—¡Quita eso de ahí, por Dios! —exclamó Mallory nervioso—. Y vámonos de aquí en seguida. ¡Ya han cortado media circunferencia de la puerta!
Cinco minutos después, Miller estaba a salvo. Había resultado facilísimo deslizarse por la cuerda en ángulo de cuarenta y cinco grados hasta donde Brown les esperaba. Mallory echó una última mirada a la cueva, y frunció la boca. Se preguntó cuántos soldados servirían piezas y polvorín en acción. Una cosa era segura, desde luego, y era que los pobres imbéciles no se darían cuenta de nada. Y luego, por enésima vez, pensó en todos los hombres de Kheros y en los destructores, y sus labios se contrajeron al apartar la vista. Sin volver a mirar, se deslizó por el borde y se perdió en la noche.

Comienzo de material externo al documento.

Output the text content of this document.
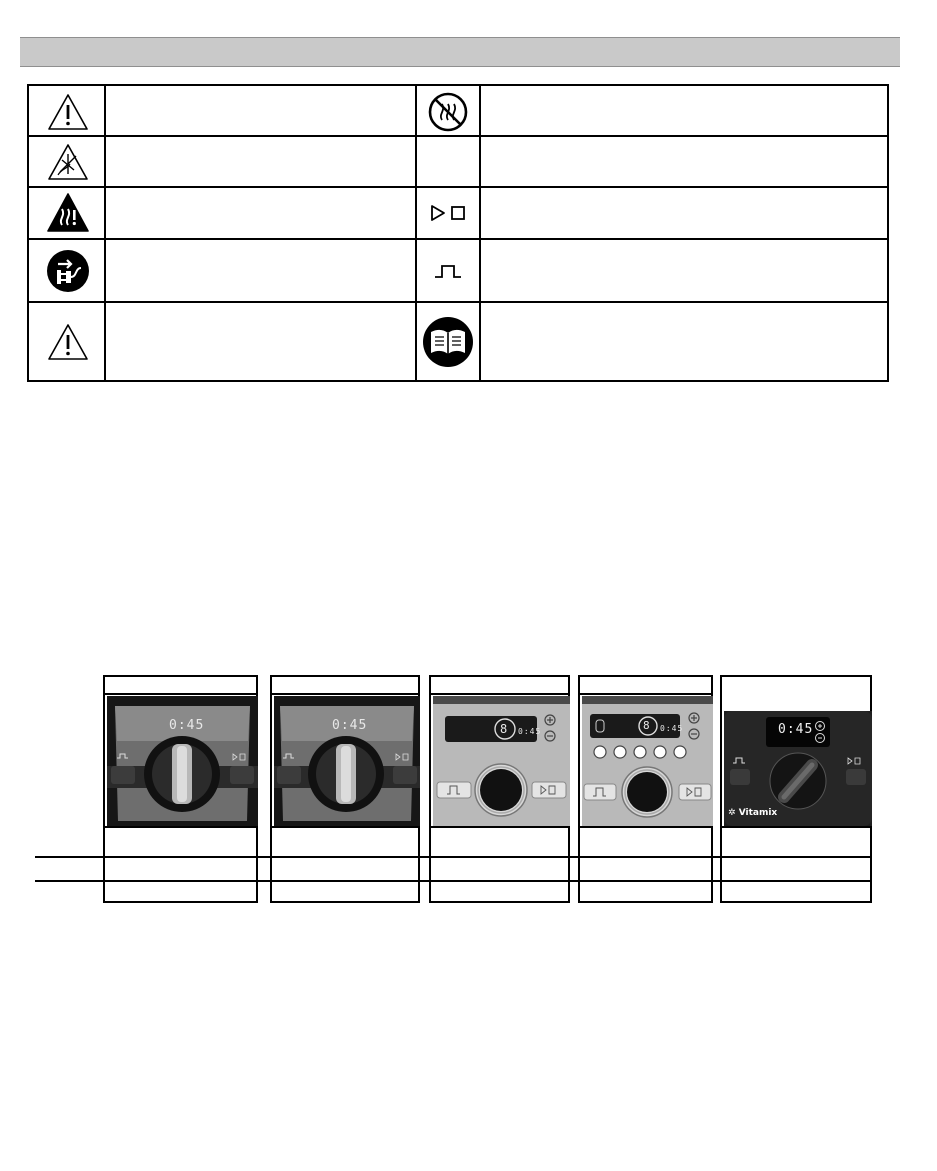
0:45	0:45	8 0:45	8 0:45	0:45
✲ Vitamix
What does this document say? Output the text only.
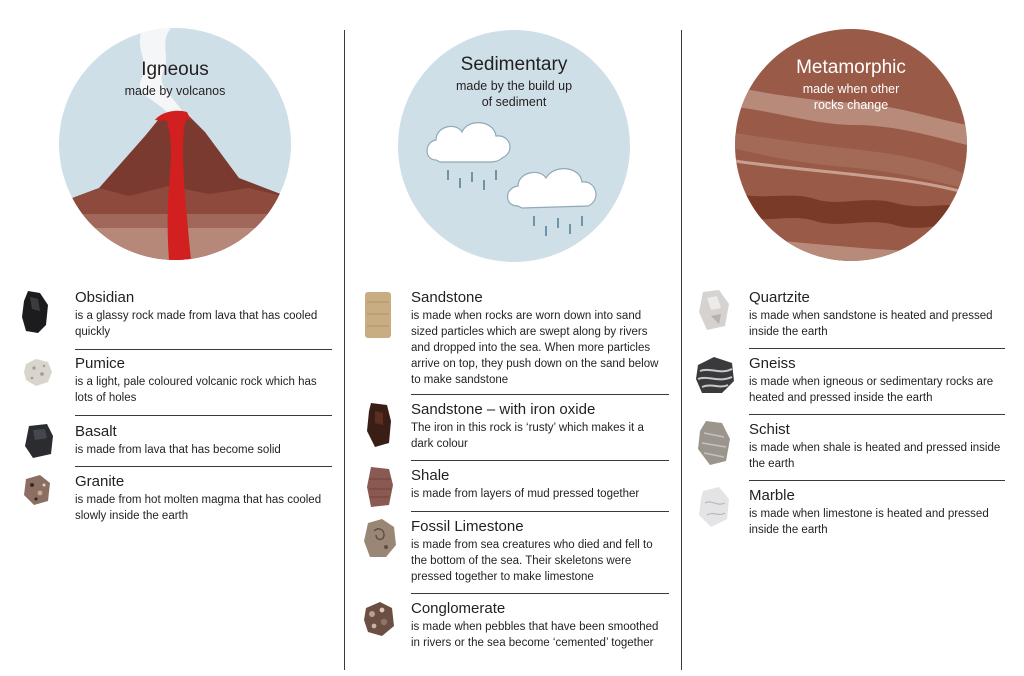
Igneous
made by volcanos
Obsidian
is a glassy rock made from lava that has cooled quickly
Pumice
is a light, pale coloured volcanic rock which has lots of holes
Basalt
is made from lava that has become solid
Granite
is made from hot molten magma that has cooled slowly inside the earth
Sedimentary
made by the build up
of sediment
Sandstone
is made when rocks are worn down into sand sized particles which are swept along by rivers and dropped into the sea. When more particles arrive on top, they push down on the sand below to make sandstone
Sandstone – with iron oxide
The iron in this rock is ‘rusty’ which makes it a dark colour
Shale
is made from layers of mud pressed together
Fossil Limestone
is made from sea creatures who died and fell to the bottom of the sea. Their skeletons were pressed together to make limestone
Conglomerate
is made when pebbles that have been smoothed in rivers or the sea become ‘cemented’ together
Metamorphic
made when other
rocks change
Quartzite
is made when sandstone is heated and pressed inside the earth
Gneiss
is made when igneous or sedimentary rocks are heated and pressed inside the earth
Schist
is made when shale is heated and pressed inside the earth
Marble
is made when limestone is heated and pressed inside the earth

Estaba a media distancia, en el punto más bajo de la curva descrita por la cuerda, y a punto de empezar a ascender, cuando llegó a sus oídos el seco tableteo de las ametralladoras que disparaban directamente sobre su cabeza.
Fue Miller quien le ayudó a subir la barandilla del balcón, un Miller aprensivo que no cesaba de mirar por encima del hombro hacia el lugar de donde provenían los disparos. Y el fuego más concentrado venía, observó Mallory con desaliento, de su propio lado, del oeste de la plaza, tres o cuatro casas más allá. Habían cortado su ruta de escape.
—¡Vamos, jefe! —exclamó Miller apremiante—. Alejémonos de este sitio. Esto se pone demasiado peligroso.
Con un brusco movimiento de cabeza Mallory señaló el lugar de donde procedían los disparos.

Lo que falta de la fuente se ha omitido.